By James Wong
Recently, the Land Transport Authority (LTA) of Singapore has decided to introduce a pilot scheme of mandatory giving way to buses exiting bus bays.
The news release included a statistic which stated that of the total journey time of buses on our roads, 10% of the time is taken just waiting to exit the bus bays. It may sound absurd, but courtesy schemes were even put forth by the government and bus operators to give way to buses. Such schemes attempted to appeal to people to use their social graces to give way to buses. However, the outcome of those schemes was less than satisfactory. Given this, another solution was needed.

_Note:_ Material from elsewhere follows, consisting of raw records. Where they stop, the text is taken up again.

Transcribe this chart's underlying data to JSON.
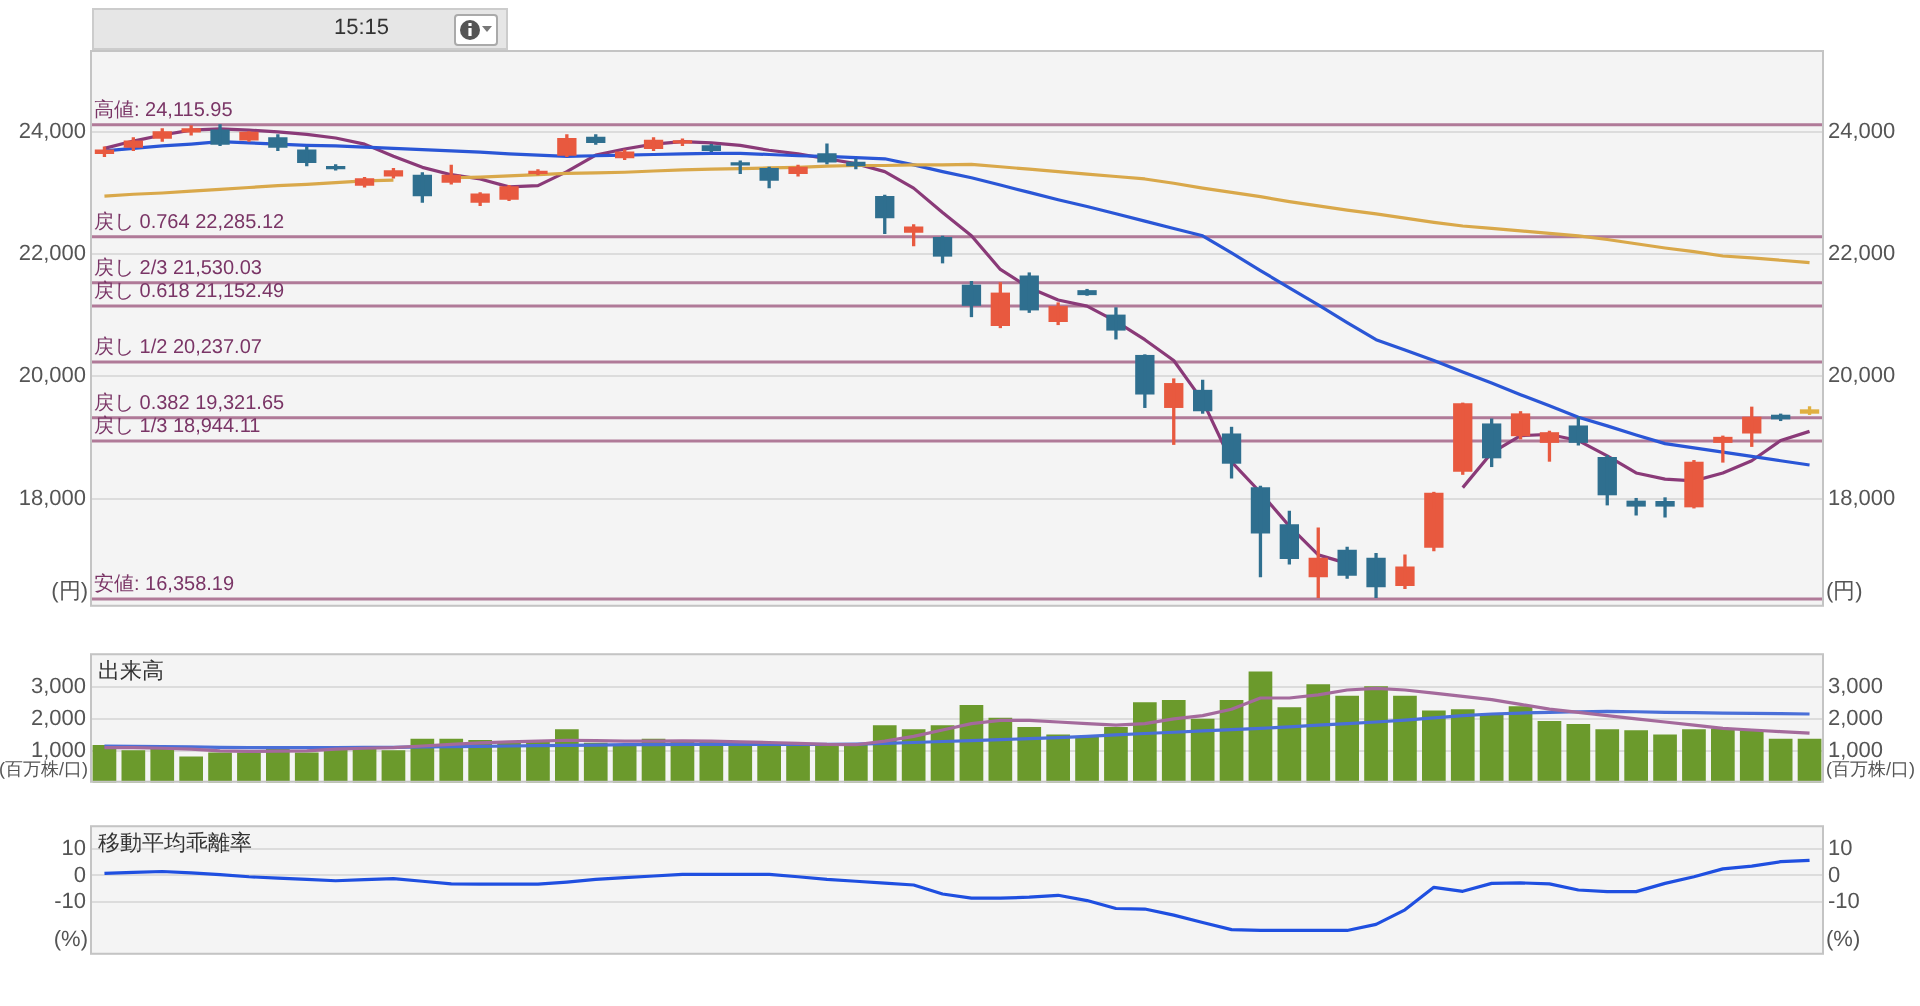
{
  "chart_data": [
    {
      "type": "candlestick",
      "categories": [
        null,
        null,
        null,
        null,
        null,
        null,
        null,
        null,
        null,
        null,
        null,
        null,
        null,
        null,
        null,
        null,
        null,
        null,
        null,
        null,
        null,
        null,
        null,
        null,
        null,
        null,
        null,
        null,
        null,
        null,
        null,
        null,
        null,
        null,
        null,
        null,
        null,
        null,
        null,
        null,
        null,
        null,
        null,
        null,
        null,
        null,
        null,
        null,
        null,
        null,
        null,
        null,
        null,
        null,
        null,
        null,
        null,
        null,
        null,
        null
      ],
      "ohlc": [
        [
          23650,
          23750,
          23600,
          23700
        ],
        [
          23750,
          23900,
          23700,
          23850
        ],
        [
          23900,
          24050,
          23850,
          24000
        ],
        [
          24000,
          24100,
          23950,
          24050
        ],
        [
          24030,
          24116,
          23780,
          23800
        ],
        [
          23870,
          24000,
          23850,
          23990
        ],
        [
          23900,
          23950,
          23700,
          23750
        ],
        [
          23700,
          23750,
          23450,
          23500
        ],
        [
          23430,
          23460,
          23380,
          23400
        ],
        [
          23130,
          23250,
          23100,
          23230
        ],
        [
          23280,
          23400,
          23250,
          23360
        ],
        [
          23290,
          23330,
          22850,
          22960
        ],
        [
          23180,
          23450,
          23150,
          23290
        ],
        [
          22850,
          23000,
          22800,
          22980
        ],
        [
          22900,
          23120,
          22880,
          23100
        ],
        [
          23320,
          23380,
          23300,
          23350
        ],
        [
          23620,
          23950,
          23600,
          23890
        ],
        [
          23910,
          23950,
          23800,
          23830
        ],
        [
          23580,
          23700,
          23550,
          23670
        ],
        [
          23730,
          23900,
          23700,
          23860
        ],
        [
          23820,
          23880,
          23780,
          23850
        ],
        [
          23770,
          23790,
          23680,
          23700
        ],
        [
          23480,
          23520,
          23320,
          23460
        ],
        [
          23400,
          23420,
          23090,
          23210
        ],
        [
          23320,
          23450,
          23280,
          23420
        ],
        [
          23640,
          23800,
          23480,
          23510
        ],
        [
          23500,
          23550,
          23400,
          23450
        ],
        [
          22940,
          22960,
          22340,
          22600
        ],
        [
          22360,
          22480,
          22140,
          22440
        ],
        [
          22270,
          22290,
          21860,
          21970
        ],
        [
          21490,
          21550,
          20980,
          21165
        ],
        [
          20835,
          21530,
          20800,
          21360
        ],
        [
          21640,
          21690,
          21050,
          21090
        ],
        [
          20900,
          21200,
          20850,
          21140
        ],
        [
          21400,
          21420,
          21330,
          21340
        ],
        [
          21000,
          21120,
          20615,
          20760
        ],
        [
          20340,
          20350,
          19494,
          19714
        ],
        [
          19494,
          19956,
          18890,
          19880
        ],
        [
          19769,
          19934,
          19400,
          19440
        ],
        [
          19055,
          19164,
          18340,
          18582
        ],
        [
          18175,
          18200,
          16725,
          17440
        ],
        [
          17571,
          17790,
          16933,
          17022
        ],
        [
          16725,
          17516,
          16384,
          17022
        ],
        [
          17153,
          17200,
          16700,
          16747
        ],
        [
          17022,
          17100,
          16384,
          16560
        ],
        [
          16582,
          17076,
          16530,
          16880
        ],
        [
          17208,
          18100,
          17150,
          18087
        ],
        [
          18450,
          19560,
          18400,
          19549
        ],
        [
          19219,
          19300,
          18527,
          18670
        ],
        [
          19032,
          19420,
          18980,
          19384
        ],
        [
          18923,
          19100,
          18615,
          19076
        ],
        [
          19186,
          19330,
          18880,
          18923
        ],
        [
          18670,
          18700,
          17900,
          18065
        ],
        [
          17956,
          18000,
          17736,
          17880
        ],
        [
          17950,
          18010,
          17700,
          17880
        ],
        [
          17868,
          18620,
          17850,
          18593
        ],
        [
          18923,
          19020,
          18600,
          19000
        ],
        [
          19076,
          19494,
          18857,
          19329
        ],
        [
          19362,
          19380,
          19280,
          19307
        ],
        [
          19400,
          19500,
          19380,
          19450
        ]
      ],
      "colors": [
        "#e8593f",
        "#e8593f",
        "#e8593f",
        "#e8593f",
        "#2f6f8f",
        "#e8593f",
        "#2f6f8f",
        "#2f6f8f",
        "#2f6f8f",
        "#e8593f",
        "#e8593f",
        "#2f6f8f",
        "#e8593f",
        "#e8593f",
        "#e8593f",
        "#e8593f",
        "#e8593f",
        "#2f6f8f",
        "#e8593f",
        "#e8593f",
        "#e8593f",
        "#2f6f8f",
        "#2f6f8f",
        "#2f6f8f",
        "#e8593f",
        "#2f6f8f",
        "#2f6f8f",
        "#2f6f8f",
        "#e8593f",
        "#2f6f8f",
        "#2f6f8f",
        "#e8593f",
        "#2f6f8f",
        "#e8593f",
        "#2f6f8f",
        "#2f6f8f",
        "#2f6f8f",
        "#e8593f",
        "#2f6f8f",
        "#2f6f8f",
        "#2f6f8f",
        "#2f6f8f",
        "#e8593f",
        "#2f6f8f",
        "#2f6f8f",
        "#e8593f",
        "#e8593f",
        "#e8593f",
        "#2f6f8f",
        "#e8593f",
        "#e8593f",
        "#2f6f8f",
        "#2f6f8f",
        "#2f6f8f",
        "#2f6f8f",
        "#e8593f",
        "#e8593f",
        "#e8593f",
        "#2f6f8f",
        "#e0b040"
      ],
      "series": [
        {
          "type": "line",
          "color": "#d9a84a",
          "values": [
            22950,
            22980,
            23000,
            23030,
            23060,
            23090,
            23120,
            23140,
            23170,
            23200,
            23210,
            null,
            23250,
            23260,
            23280,
            23300,
            23320,
            23330,
            23340,
            23360,
            23380,
            23390,
            23400,
            23410,
            23420,
            23440,
            23450,
            23450,
            23460,
            23460,
            23470,
            23430,
            23390,
            23350,
            23310,
            23270,
            23230,
            23160,
            23080,
            23010,
            22940,
            22860,
            22790,
            22720,
            22660,
            22590,
            22520,
            22460,
            22420,
            22380,
            22340,
            22300,
            22240,
            22170,
            22100,
            22040,
            21970,
            21940,
            21900,
            21860
          ]
        },
        {
          "type": "line",
          "color": "#2a56d6",
          "values": [
            23690,
            23730,
            23770,
            23800,
            23840,
            23820,
            23800,
            23780,
            23770,
            23750,
            23730,
            23710,
            23690,
            23670,
            23640,
            23620,
            23600,
            23610,
            23620,
            23630,
            23640,
            23650,
            23650,
            23630,
            23610,
            23600,
            23580,
            23560,
            23460,
            23350,
            23250,
            23130,
            23010,
            22890,
            22780,
            22660,
            22540,
            22420,
            22300,
            22020,
            21730,
            21450,
            21170,
            20880,
            20600,
            20430,
            20260,
            20070,
            19890,
            19700,
            19520,
            19330,
            19190,
            19040,
            18900,
            18830,
            18760,
            18690,
            18620,
            18550
          ]
        },
        {
          "type": "line",
          "color": "#8a3a78",
          "values": [
            23730,
            23850,
            23950,
            24030,
            24050,
            24030,
            24000,
            23960,
            23900,
            23800,
            23600,
            23420,
            23300,
            23230,
            23100,
            23120,
            23350,
            23620,
            23720,
            23800,
            23840,
            23820,
            23780,
            23700,
            23640,
            23560,
            23480,
            23350,
            23080,
            22680,
            22300,
            21750,
            21450,
            21250,
            21150,
            20900,
            20600,
            20260,
            19600,
            18600,
            18100,
            17550,
            17080,
            16940,
            null,
            null,
            null,
            18180,
            18750,
            19030,
            19050,
            18950,
            18700,
            18420,
            18320,
            18290,
            18420,
            18620,
            18950,
            19100
          ]
        }
      ],
      "ylim": [
        16230,
        25340
      ],
      "yticks": [
        {
          "value": 18000,
          "label": "18,000"
        },
        {
          "value": 20000,
          "label": "20,000"
        },
        {
          "value": 22000,
          "label": "22,000"
        },
        {
          "value": 24000,
          "label": "24,000"
        }
      ],
      "y2lim": [
        16230,
        25340
      ],
      "y2ticks": [
        {
          "value": 18000,
          "label": "18,000"
        },
        {
          "value": 20000,
          "label": "20,000"
        },
        {
          "value": 22000,
          "label": "22,000"
        },
        {
          "value": 24000,
          "label": "24,000"
        }
      ],
      "ylabel": "(円)",
      "y2label": "(円)",
      "ref_lines": [
        {
          "axis": "y",
          "value": 24115.95,
          "label": "高値: 24,115.95",
          "color": "#b07a98"
        },
        {
          "axis": "y",
          "value": 22285.12,
          "label": "戻し 0.764 22,285.12",
          "color": "#b07a98"
        },
        {
          "axis": "y",
          "value": 21530.03,
          "label": "戻し 2/3 21,530.03",
          "color": "#b07a98"
        },
        {
          "axis": "y",
          "value": 21152.49,
          "label": "戻し 0.618 21,152.49",
          "color": "#b07a98"
        },
        {
          "axis": "y",
          "value": 20237.07,
          "label": "戻し 1/2 20,237.07",
          "color": "#b07a98"
        },
        {
          "axis": "y",
          "value": 19321.65,
          "label": "戻し 0.382 19,321.65",
          "color": "#b07a98"
        },
        {
          "axis": "y",
          "value": 18944.11,
          "label": "戻し 1/3 18,944.11",
          "color": "#b07a98"
        },
        {
          "axis": "y",
          "value": 16358.19,
          "label": "安値: 16,358.19",
          "color": "#b07a98"
        }
      ],
      "annotations": [
        "15:15"
      ],
      "grid": "y",
      "legend": false,
      "tick_labels": "y",
      "marker": "none"
    },
    {
      "type": "bar",
      "title": "出来高",
      "categories": [
        null,
        null,
        null,
        null,
        null,
        null,
        null,
        null,
        null,
        null,
        null,
        null,
        null,
        null,
        null,
        null,
        null,
        null,
        null,
        null,
        null,
        null,
        null,
        null,
        null,
        null,
        null,
        null,
        null,
        null,
        null,
        null,
        null,
        null,
        null,
        null,
        null,
        null,
        null,
        null,
        null,
        null,
        null,
        null,
        null,
        null,
        null,
        null,
        null,
        null,
        null,
        null,
        null,
        null,
        null,
        null,
        null,
        null,
        null,
        null
      ],
      "series": [
        {
          "type": "bar",
          "color": "#6b9a2c",
          "values": [
            1180,
            1020,
            1080,
            820,
            950,
            950,
            1080,
            950,
            1150,
            1150,
            1020,
            1380,
            1380,
            1340,
            1280,
            1340,
            1670,
            1250,
            1150,
            1380,
            1280,
            1340,
            1280,
            1250,
            1150,
            1180,
            1180,
            1800,
            1670,
            1800,
            2430,
            2030,
            1740,
            1510,
            1440,
            1740,
            2520,
            2590,
            2000,
            2590,
            3480,
            2360,
            3080,
            2720,
            3020,
            2720,
            2260,
            2300,
            2130,
            2390,
            1930,
            1840,
            1670,
            1640,
            1510,
            1670,
            1700,
            1640,
            1380,
            1380
          ]
        },
        {
          "type": "line",
          "color": "#a46a9c",
          "values": [
            1100,
            1100,
            1080,
            1050,
            1000,
            980,
            990,
            1000,
            1050,
            1080,
            1100,
            1150,
            1200,
            1250,
            1280,
            1300,
            1330,
            1320,
            1300,
            1300,
            1310,
            1300,
            1280,
            1260,
            1230,
            1200,
            1190,
            1300,
            1450,
            1650,
            1850,
            1950,
            1950,
            1900,
            1850,
            1800,
            1850,
            2000,
            2100,
            2300,
            2650,
            2650,
            2750,
            2900,
            2950,
            2900,
            2800,
            2700,
            2600,
            2450,
            2300,
            2200,
            2100,
            2000,
            1900,
            1800,
            1700,
            1650,
            1600,
            1550
          ]
        },
        {
          "type": "line",
          "color": "#4a6fd8",
          "values": [
            1150,
            1140,
            1130,
            1120,
            1110,
            1100,
            1100,
            1100,
            1100,
            1110,
            1110,
            1120,
            1130,
            1140,
            1150,
            1160,
            1170,
            1180,
            1190,
            1190,
            1200,
            1200,
            1200,
            1200,
            1200,
            1200,
            1210,
            1230,
            1260,
            1290,
            1320,
            1350,
            1380,
            1410,
            1450,
            1500,
            1540,
            1580,
            1620,
            1660,
            1700,
            1750,
            1800,
            1850,
            1900,
            1960,
            2030,
            2100,
            2150,
            2180,
            2200,
            2220,
            2230,
            2220,
            2200,
            2190,
            2180,
            2170,
            2160,
            2150
          ]
        }
      ],
      "ylim": [
        0,
        4050
      ],
      "yticks": [
        {
          "value": 1000,
          "label": "1,000"
        },
        {
          "value": 2000,
          "label": "2,000"
        },
        {
          "value": 3000,
          "label": "3,000"
        }
      ],
      "y2lim": [
        0,
        4050
      ],
      "y2ticks": [
        {
          "value": 1000,
          "label": "1,000"
        },
        {
          "value": 2000,
          "label": "2,000"
        },
        {
          "value": 3000,
          "label": "3,000"
        }
      ],
      "ylabel": "(百万株/口)",
      "y2label": "(百万株/口)",
      "grid": "y",
      "legend": false,
      "tick_labels": "y",
      "marker": "none"
    },
    {
      "type": "line",
      "title": "移動平均乖離率",
      "categories": [
        null,
        null,
        null,
        null,
        null,
        null,
        null,
        null,
        null,
        null,
        null,
        null,
        null,
        null,
        null,
        null,
        null,
        null,
        null,
        null,
        null,
        null,
        null,
        null,
        null,
        null,
        null,
        null,
        null,
        null,
        null,
        null,
        null,
        null,
        null,
        null,
        null,
        null,
        null,
        null,
        null,
        null,
        null,
        null,
        null,
        null,
        null,
        null,
        null,
        null,
        null,
        null,
        null,
        null,
        null,
        null,
        null,
        null,
        null,
        null
      ],
      "series": [
        {
          "color": "#1f4fe0",
          "values": [
            0.8,
            1.2,
            1.5,
            1,
            0.3,
            -0.5,
            -1,
            -1.5,
            -2,
            -1.6,
            -1.2,
            -2.2,
            -3.2,
            -3.3,
            -3.3,
            -3.3,
            -2.5,
            -1.5,
            -0.8,
            -0.2,
            0.4,
            0.4,
            0.4,
            0.4,
            -0.5,
            -1.5,
            -2.2,
            -2.9,
            -3.6,
            -7,
            -8.6,
            -8.6,
            -8.2,
            -7.5,
            -9.5,
            -12.5,
            -12.7,
            -15,
            -17.8,
            -20.5,
            -20.8,
            -20.8,
            -20.8,
            -20.8,
            -18.5,
            -13,
            -4.5,
            -6,
            -3,
            -2.8,
            -3.2,
            -5.5,
            -6.1,
            -6.1,
            -3,
            -0.5,
            2.5,
            3.5,
            5.2,
            5.7
          ]
        }
      ],
      "ylim": [
        -30,
        19
      ],
      "yticks": [
        -10,
        0,
        10
      ],
      "y2lim": [
        -30,
        19
      ],
      "y2ticks": [
        -10,
        0,
        10
      ],
      "ylabel": "(%)",
      "y2label": "(%)",
      "grid": "y",
      "legend": false,
      "tick_labels": "y",
      "marker": "none"
    }
  ]
}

Given the increasing demand for limited road space, the need for a mandatory give-way scheme was inevitable – or so they say. What this means now is that it would be a traffic offence not to give way to a bus exiting from a bus bay if there are road signs indicating so. It’s a bit like giving way to pedestrians crossing the zebra crossing. Thankfully, it’s only going to be on trial for a few key bus stops for now. But if all goes well, this might well be implemented at many more bus stops.
The implications of this scheme reach far deeper into the psyche of drivers than we may wish to think. For one, is this not a very clear indication that we are not giving way to buses out of simple courtesy? It is known that buses are larger than most vehicles on the road and that they are slow-moving and, let’s face it, drivers avoid them like the plague. So when a bus wants to come out of its bay to join traffic, it’s a natural – primal – human instinct to not want to give way, because that would slow the car down. Drivers would then accelerate and prevent the bus from exiting the bay.
This leads to the question: what’s the hurry? Are we in such a rush that we cannot even give way to a bus full of people waiting to be on their way as well?
I think it boils down to this: because of the fast pace of life in Singapore, and the need (or desire) to go from here to there and elsewhere in the shortest time possible, we have quite literally produced one of the least gracious drivers in the world. Okay, I’m exaggerating, but you get what I mean…
That by no measure is a good thing. However, as a user of the Singapore transport system, I must testify to this: we have one of the most efficient traffic systems in the world as well. Think of the last time you’ve been caught in a traffic jam (this goes out to you Singaporeans). Did it ever last more than an hour? And did it happen very often? How about public transport – could most of your car trips be replaced by public transport if you wanted them to be?
I think I can comfortably say that our jams are tolerable, and our public transport excellent, especially when you consider that Singapore has one of the highest car ownership per capita of anywhere in the world, given our limited road network in our 682.7sq km land area. That’s roughly three and a half times the size of Washington DC, but with 4.59 million people in that space. But does this mean that the least gracious drivers in the world also make for one of the most efficient traffic systems in the world? No.
Drivers who don’t give way, in my opinion, actually slow down traffic as a whole. Because, as much as we would like to be on our way, we are in effect being selfish making a bus stop just for us. A person in a car (it is commonly known that this is the case most of the time) accounts for just one trip; on the other hand, the dozens of people in a bus account for multiple trips. So, the bus actually completes many more trips in a single vehicle, making the movement of people more efficient, thus improving traffic flow. Cars on the other hand are in effect less productive – each car serves far fewer people and goes to far fewer destinations.
If we slow down a little, give public transport a chance – because they promote smooth traffic flow – buses and trains can carry more people more efficiently to more places (commonly known as a higher carrying capacity). It’s deviously simple. So if we could give way to buses on our own accord, maybe in the process we’ll make our journeys far smoother than we might think – as well save ourselves the embarrassment that we need the law to teach us courtesy.